Es ist Training bei Welcome United 03. Mit einem harten Kern von 25 Spielern hat sich das Team konsolidiert, seit dem Sommer dribbeln und kicken die jungen Männer im Potsdamer Karl-Liebknecht Stadion, das liebevoll Karli genannt wird. Auf Initiative von Manja Thieme, die ehrenamtlich für Asylsuchende in Potsdam aktiv ist, wurde diese neue 3. Mannschaft beim SV Babelsberg 03 ins Leben gerufen. "Eigentlich wollte ich nur fragen, ob einige Flüchtlinge, die nach Möglichkeiten zum Fußballspielen gefragt hatten, immer mal im Karli trainieren können", erzählt Thieme am Spielfeldrand. Der Verein setzte sich damals mit ihr zusammen und schlug vor, man könnte eine Mannschaft für die Flüchtlinge öffnen. Thoralf Höntze, zuständig fürs Marketing beim Verein, war von Anfang an dabei. "Flüchtlingsarbeit hat beim Verein seit über zehn Jahren Normalität, fast Tradition. Und weil uns aus der Erfahrung und als Fußballliebhaber klar war, dass es auf Dauer nicht reicht, nur ab und an Trainingszeiten anzubieten, haben wir das Angebot mit der eigenen Mannschaft gemacht." Ziel ist der eine Integration in den regulären Spielbetrieb. Dann ging die Nachricht vom neuen Team von Mund zu Mund und schnell hatten sich genügend Spieler gefunden. Drei Tage nach Gründung der Mannschaft absolvierten die Jungs dann das erste Testspiel gegen die Champions ohne Grenzen, ein anderes Flüchtlingsteam aus Berlin.

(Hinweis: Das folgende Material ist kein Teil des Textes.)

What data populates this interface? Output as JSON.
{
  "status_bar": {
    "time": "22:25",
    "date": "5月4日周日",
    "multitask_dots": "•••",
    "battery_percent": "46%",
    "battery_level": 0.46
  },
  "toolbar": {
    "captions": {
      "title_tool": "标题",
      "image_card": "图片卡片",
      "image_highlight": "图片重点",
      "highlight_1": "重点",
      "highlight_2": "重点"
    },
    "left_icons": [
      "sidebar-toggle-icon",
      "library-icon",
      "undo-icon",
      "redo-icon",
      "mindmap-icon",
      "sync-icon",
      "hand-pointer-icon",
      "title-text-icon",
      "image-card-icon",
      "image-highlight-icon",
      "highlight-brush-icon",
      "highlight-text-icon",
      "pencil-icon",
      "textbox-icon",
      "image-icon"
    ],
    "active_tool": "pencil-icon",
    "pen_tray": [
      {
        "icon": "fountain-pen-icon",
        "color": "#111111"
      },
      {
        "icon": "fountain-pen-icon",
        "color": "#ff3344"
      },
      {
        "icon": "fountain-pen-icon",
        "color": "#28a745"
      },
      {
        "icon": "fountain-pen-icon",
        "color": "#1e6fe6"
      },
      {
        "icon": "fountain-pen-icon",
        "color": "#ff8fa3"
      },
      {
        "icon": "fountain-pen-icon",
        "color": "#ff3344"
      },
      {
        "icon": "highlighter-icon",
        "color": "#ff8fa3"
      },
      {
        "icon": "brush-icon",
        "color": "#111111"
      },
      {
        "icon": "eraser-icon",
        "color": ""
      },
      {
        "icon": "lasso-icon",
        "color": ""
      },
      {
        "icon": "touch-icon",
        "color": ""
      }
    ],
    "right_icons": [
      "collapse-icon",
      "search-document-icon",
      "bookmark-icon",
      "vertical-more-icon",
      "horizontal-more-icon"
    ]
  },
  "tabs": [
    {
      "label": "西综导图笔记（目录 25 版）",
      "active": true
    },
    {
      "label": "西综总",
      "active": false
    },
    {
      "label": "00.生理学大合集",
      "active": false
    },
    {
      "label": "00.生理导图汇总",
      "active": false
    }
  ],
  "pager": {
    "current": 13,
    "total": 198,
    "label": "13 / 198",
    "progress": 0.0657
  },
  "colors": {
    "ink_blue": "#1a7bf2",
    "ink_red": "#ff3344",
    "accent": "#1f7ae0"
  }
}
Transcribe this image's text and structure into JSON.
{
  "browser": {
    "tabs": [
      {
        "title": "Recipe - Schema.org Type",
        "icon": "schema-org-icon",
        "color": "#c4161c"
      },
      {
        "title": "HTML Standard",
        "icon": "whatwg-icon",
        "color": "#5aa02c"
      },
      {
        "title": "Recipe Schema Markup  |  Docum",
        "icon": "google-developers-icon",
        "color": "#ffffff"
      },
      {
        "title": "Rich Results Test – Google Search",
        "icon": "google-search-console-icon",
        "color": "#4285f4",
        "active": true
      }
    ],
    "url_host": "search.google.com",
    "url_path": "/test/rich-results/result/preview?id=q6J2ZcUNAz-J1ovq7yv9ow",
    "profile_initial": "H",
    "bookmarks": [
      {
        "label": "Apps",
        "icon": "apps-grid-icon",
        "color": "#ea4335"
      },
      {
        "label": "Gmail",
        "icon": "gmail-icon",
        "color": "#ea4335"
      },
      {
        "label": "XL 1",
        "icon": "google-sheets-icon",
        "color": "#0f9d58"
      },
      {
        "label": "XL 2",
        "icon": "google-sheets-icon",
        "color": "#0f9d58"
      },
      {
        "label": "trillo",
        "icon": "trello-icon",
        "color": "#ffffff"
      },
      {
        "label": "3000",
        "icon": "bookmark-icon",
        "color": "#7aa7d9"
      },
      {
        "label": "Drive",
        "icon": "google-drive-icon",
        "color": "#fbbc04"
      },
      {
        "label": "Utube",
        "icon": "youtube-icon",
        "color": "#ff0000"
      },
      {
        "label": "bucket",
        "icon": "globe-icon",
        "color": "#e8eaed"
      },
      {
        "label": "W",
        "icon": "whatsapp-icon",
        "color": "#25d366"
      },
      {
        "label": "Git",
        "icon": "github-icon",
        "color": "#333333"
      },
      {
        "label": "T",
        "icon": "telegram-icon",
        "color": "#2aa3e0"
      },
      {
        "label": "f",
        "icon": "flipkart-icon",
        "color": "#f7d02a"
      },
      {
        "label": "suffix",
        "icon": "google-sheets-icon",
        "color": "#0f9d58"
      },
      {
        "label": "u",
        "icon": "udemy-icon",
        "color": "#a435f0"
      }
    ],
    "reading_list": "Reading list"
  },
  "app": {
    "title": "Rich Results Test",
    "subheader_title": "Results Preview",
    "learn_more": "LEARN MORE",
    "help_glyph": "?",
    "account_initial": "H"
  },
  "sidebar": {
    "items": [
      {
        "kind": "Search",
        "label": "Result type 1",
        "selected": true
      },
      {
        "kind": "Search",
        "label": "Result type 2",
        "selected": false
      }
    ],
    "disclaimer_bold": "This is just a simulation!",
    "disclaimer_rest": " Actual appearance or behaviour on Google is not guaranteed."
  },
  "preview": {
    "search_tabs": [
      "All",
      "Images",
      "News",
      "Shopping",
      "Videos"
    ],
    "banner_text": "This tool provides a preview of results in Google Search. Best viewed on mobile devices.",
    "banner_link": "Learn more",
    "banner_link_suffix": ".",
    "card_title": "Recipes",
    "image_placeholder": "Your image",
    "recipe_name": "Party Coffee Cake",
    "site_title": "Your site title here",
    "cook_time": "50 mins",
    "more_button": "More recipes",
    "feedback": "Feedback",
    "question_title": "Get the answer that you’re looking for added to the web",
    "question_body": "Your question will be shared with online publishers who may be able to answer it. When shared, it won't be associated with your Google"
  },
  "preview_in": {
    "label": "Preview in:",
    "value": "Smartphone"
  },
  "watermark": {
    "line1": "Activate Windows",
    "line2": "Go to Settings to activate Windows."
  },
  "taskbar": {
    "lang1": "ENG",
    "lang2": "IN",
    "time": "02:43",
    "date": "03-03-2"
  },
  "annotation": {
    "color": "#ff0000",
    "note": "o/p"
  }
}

Der Trainer wird von allen Hassan genannt und kam über das Fanprojekt Babelsberg mit Fußball in Potsdam in Kontakt. (BIldquelle: Redaktion FgN)

Ziele des Trainings: gesellschaftliche Integration und sportlicher Erfolg

Das Training wird von einem Mann aus Mazedonien geleitet, alle nennen ihn Hassan. Er ist selbst vor vier Jahren als Flüchtling nach Deutschland gekommen und lebt mit seiner Familie in Potsdam, sie sind in Deutschland nur "geduldet". Schon in Mazedonien hat er Fußball gespielt: "Damals aber noch auf der Straße, wir hatten keinen Verein wie diesen hier", erzählt er. Nach seiner Flucht kam er zunächst in ein Erstaufnahmelager, dann nach Potsdam. Hier habe er später bei einem Fußballtraining vom Babelsberger Fanprojekt gespielt. Als ein Trainer für das Welcome United Team gesucht wurde, sprachen die Verantwortlichen ihn an. Da Hassan an Arthrose leidet, darf er nicht mehr selbst spielen. Leitet dafür das Training umso besser. Kommuniziert wird auf Deutsch. Hassan spricht es fließend, außerdem soll die Mannschaft für die Flüchtlinge die Integration erleichtern und im Spiel wird so auch gemeinsam die neue Sprache gelernt. Mittlerweile trainieren zwei Deutsche mit. Sie haben Lust aufs Spiel und wollen gern mit den Flüchtlingen in Kontakt kommen. Bei Pflichtspielen sind sie zwar nicht mit auf dem Feld, dafür beim Training mittendrin. Und sie unterstützen ihre Teamkollegen abseits vom Platz.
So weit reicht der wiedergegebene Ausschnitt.